Interior’s planned bureau merger irks lawmakers, industry

The Interior Department's decision to seek new efficiency by moving its Office of Surface Mining into the Bureau of Land Management has drawn largely negative reviews from Senate overseers and many in the natural resources industries.

On Oct. 26, Interior Secretary Ken Salazar issued an order to shift operations from the independent, regulatory OSM to a new office in the larger and more administratively oriented BLM. The process leading to consolidation, to take effect on Dec. 1, "will be undertaken with the coordination and input of employees, members of Congress, and interested parties," an Interior statement said.

The Office of Surface Mining has 525 employees, and BLM has 10,000.

At a Nov. 17 hearing of the Senate Energy and Natural Resources Committee, the reaction among lawmakers and industry witnesses was almost uniformly negative. "This appears to go beyond streamlining," said Chairman Jeff Bingaman, D-N.M., He cited concerns from affected Native American tribes about a lack of consultation and reminded Interior officials of some history.

The 1977 Surface Mining Act "explicitly establishes an Office of Surface Mining Reclamation and Enforcement within the department," Bingaman said. The act "prohibits the transfer of coal development functions to OSM. Given this provision, I find it difficult to believe that Congress intended OSM to be an office within the BLM. Indeed, the provision that prohibits the commingling of coal development and OSM's functions argues against this result."

Sen. Lisa Murkowski, R-Alaska, said, "from the outside, it looks like the merger decision was made before much thought was given to whether those agencies could be merged, whether they should be merged and how such a merger would be accomplished."

She also said the proposed combining of leasing and regulatory agencies "appears to contradict the administration's rationale for splitting up the former Minerals Management Service," where apparent conflicts of interests between safety inspection functions and leasing were thought to have contributed to the 2010 oil spill in the Gulf of Mexico.

The secretary's order cites as its authority a 1950 reorganization plan .

"The consolidation proposed under the secretarial order is intended to build on the strengths and expertise of both bureaus, to capture the benefit of synergies from integrating BLM and OSM reclamation efforts, to strengthen OSM's oversight of surface coal mining and reclamation operations, to ensure efficiencies in revenue collection and enforcement responsibilities, and provide strong and independent safety and environmental oversight of these activities," said Deputy Interior Secretary David Hayes.

Hayes said the department expected the move to strengthen OSM by aligning programs and eliminating duplication.

"The enforcement and regulatory functions of the OSM would remain separate from BLM's leasing activities," he added. "The focus of the consolidation is on those OSM and BLM functions that are complementary, including environmental restoration activities and administrative support functions."
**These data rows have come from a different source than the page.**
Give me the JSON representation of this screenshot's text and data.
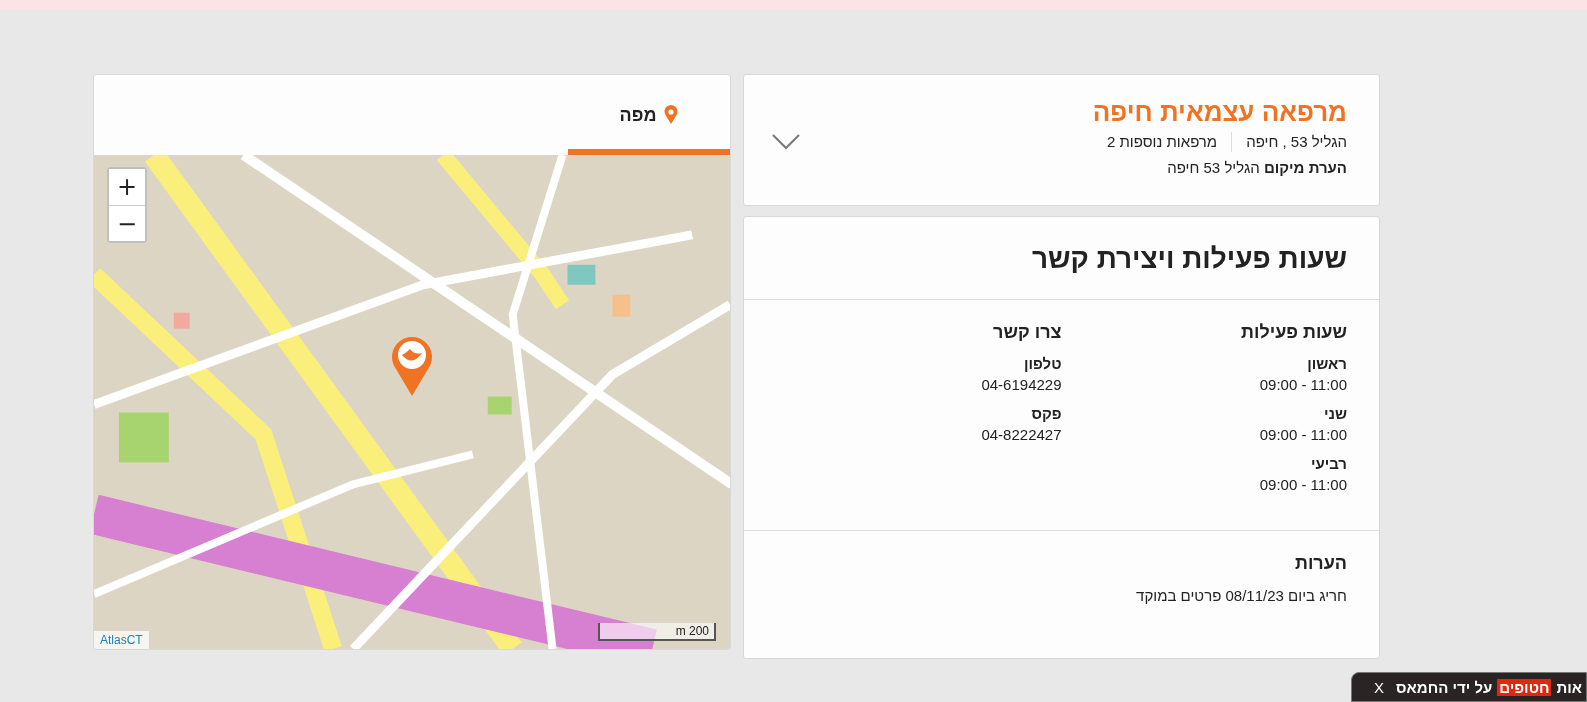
{
  "clinic": {
    "name": "מרפאה עצמאית חיפה",
    "address": "הגליל 53 , חיפה",
    "other_clinics": "מרפאות נוספות 2",
    "location_note": "**הערת מיקום** הגליל 53 חיפה",
    "expanded": false
  },
  "map_panel": {
    "tabs": [
      {
        "label": "מפה",
        "selected": true
      }
    ],
    "zoom_in": "+",
    "zoom_out": "−",
    "attribution": "AtlasCT",
    "scale": "m 200"
  },
  "hours_contact": {
    "title": "שעות פעילות ויצירת קשר",
    "hours_heading": "שעות פעילות",
    "hours": [
      {
        "day": "ראשון",
        "time": "09:00 - 11:00"
      },
      {
        "day": "שני",
        "time": "09:00 - 11:00"
      },
      {
        "day": "רביעי",
        "time": "09:00 - 11:00"
      }
    ],
    "contact_heading": "צרו קשר",
    "contact": [
      {
        "label": "טלפון",
        "value": "04-6194229"
      },
      {
        "label": "פקס",
        "value": "04-8222427"
      }
    ],
    "notes_heading": "הערות",
    "notes": "חריג ביום 08/11/23 פרטים במוקד"
  },
  "banner": {
    "close": "X",
    "parts": [
      {
        "text": "אות",
        "highlight": false
      },
      {
        "text": "חטופים",
        "highlight": true
      },
      {
        "text": "על ידי החמאס",
        "highlight": false
      }
    ]
  }
}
But witnesses from state mining and land reclamation consortia complained of being blindsided by the order. Bradley C. "Butch" Lambert, deputy director of the Virginia Department of Mines, Minerals and Energy who represents 24 states in the Interstate Mining Compact Commission, told the hearing that "states have enjoyed and benefited from a fairly good working relationship with OSM regional and field offices and we are hopeful this can be maintained.

"In some respects, it has taken the better part of 30 years to achieve the working relationship we currently have," he said. "BLM is not likely to possess this level of experience or expertise."
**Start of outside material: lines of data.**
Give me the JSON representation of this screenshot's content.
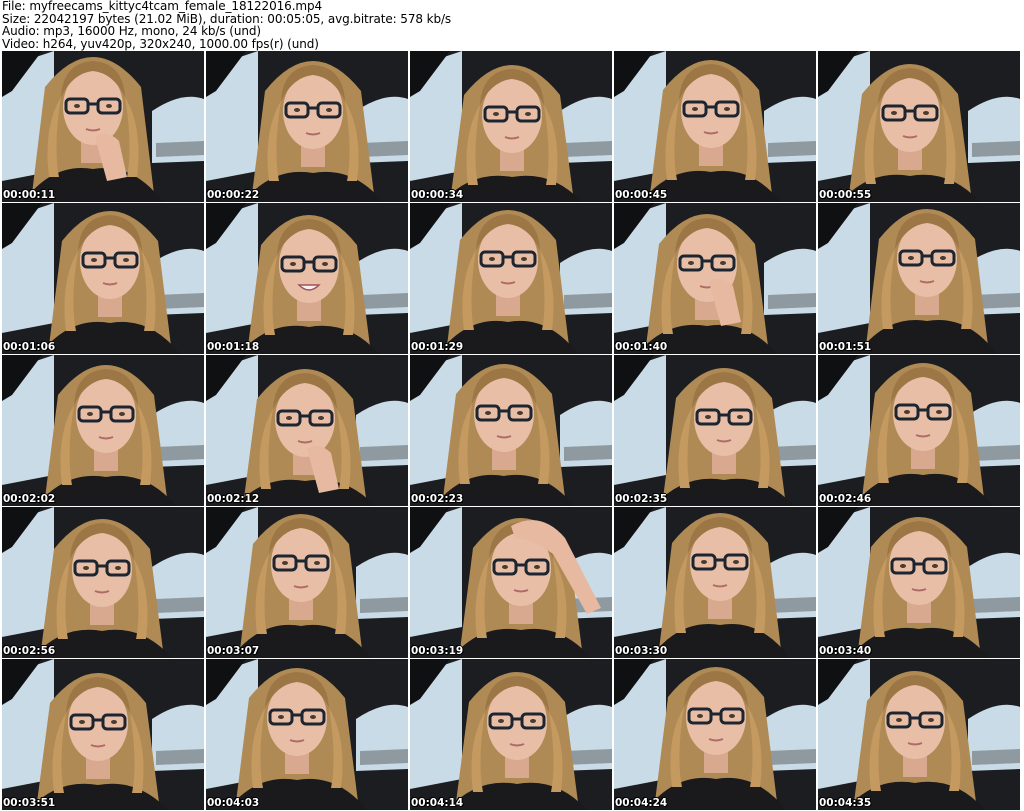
{
  "header": {
    "file_line": "File: myfreecams_kittyc4tcam_female_18122016.mp4",
    "size_line": "Size: 22042197 bytes (21.02 MiB), duration: 00:05:05, avg.bitrate: 578 kb/s",
    "audio_line": "Audio: mp3, 16000 Hz, mono, 24 kb/s (und)",
    "video_line": "Video: h264, yuv420p, 320x240, 1000.00 fps(r) (und)"
  },
  "thumbnails": [
    {
      "timestamp": "00:00:11",
      "pose": "hand-chin"
    },
    {
      "timestamp": "00:00:22",
      "pose": "neutral"
    },
    {
      "timestamp": "00:00:34",
      "pose": "neutral"
    },
    {
      "timestamp": "00:00:45",
      "pose": "neutral"
    },
    {
      "timestamp": "00:00:55",
      "pose": "neutral"
    },
    {
      "timestamp": "00:01:06",
      "pose": "neutral"
    },
    {
      "timestamp": "00:01:18",
      "pose": "smile"
    },
    {
      "timestamp": "00:01:29",
      "pose": "neutral"
    },
    {
      "timestamp": "00:01:40",
      "pose": "hand-mouth"
    },
    {
      "timestamp": "00:01:51",
      "pose": "neutral"
    },
    {
      "timestamp": "00:02:02",
      "pose": "neutral"
    },
    {
      "timestamp": "00:02:12",
      "pose": "hand-chin"
    },
    {
      "timestamp": "00:02:23",
      "pose": "neutral"
    },
    {
      "timestamp": "00:02:35",
      "pose": "neutral"
    },
    {
      "timestamp": "00:02:46",
      "pose": "neutral"
    },
    {
      "timestamp": "00:02:56",
      "pose": "neutral"
    },
    {
      "timestamp": "00:03:07",
      "pose": "neutral"
    },
    {
      "timestamp": "00:03:19",
      "pose": "hand-head"
    },
    {
      "timestamp": "00:03:30",
      "pose": "neutral"
    },
    {
      "timestamp": "00:03:40",
      "pose": "neutral"
    },
    {
      "timestamp": "00:03:51",
      "pose": "neutral"
    },
    {
      "timestamp": "00:04:03",
      "pose": "neutral"
    },
    {
      "timestamp": "00:04:14",
      "pose": "neutral"
    },
    {
      "timestamp": "00:04:24",
      "pose": "neutral"
    },
    {
      "timestamp": "00:04:35",
      "pose": "neutral"
    }
  ],
  "colors": {
    "sky": "#c9dbe6",
    "car_interior": "#1b1d20",
    "hair": "#b08a55",
    "skin": "#e8bfa6",
    "glasses": "#1c2530",
    "shirt": "#1a1a1c",
    "timestamp_text": "#ffffff"
  }
}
DarAnne Dunning, speaking for seven states in the Western Organization of Resource Councils, testified that "OSM is fundamentally a regulatory agency, while BLM's role in part is to manage federal coal reserves, which includes leasing activities that bring revenue to the federal government.

"Both are necessary functions," she said, "but separating them into two distinct agencies is important for avoiding conflicts of interest, such as those that have arisen in leasing high-risk offshore oil reserves. We need to ensure that OSM's regulatory functions, which include ensuring realistic mining and reclamation plans that do not compromise the welfare of citizens or the protection of the environment, are not compromised by similar conflicts of interest."

Katie Sweeney, general counsel of the National Mining Association, said her industry was "surprised and shocked" at the suddenness of the order and the lack of dollar estimates for savings. Noting current high unemployment, she also expressed concern about job losses due to bureaucratic delays.

"Merging OSM and BLM has the potential to create uncertainty and even further delays in mine permitting as staff become accustomed to their new roles and responsibilities," she said. "When multiple agencies are involved, the permitting process, far from being more streamlined, more often than not leads to greater delays."

Sen. Joe Manchin, D-W.Va., asked Hayes to take the order back to Salazar for possible cancellation.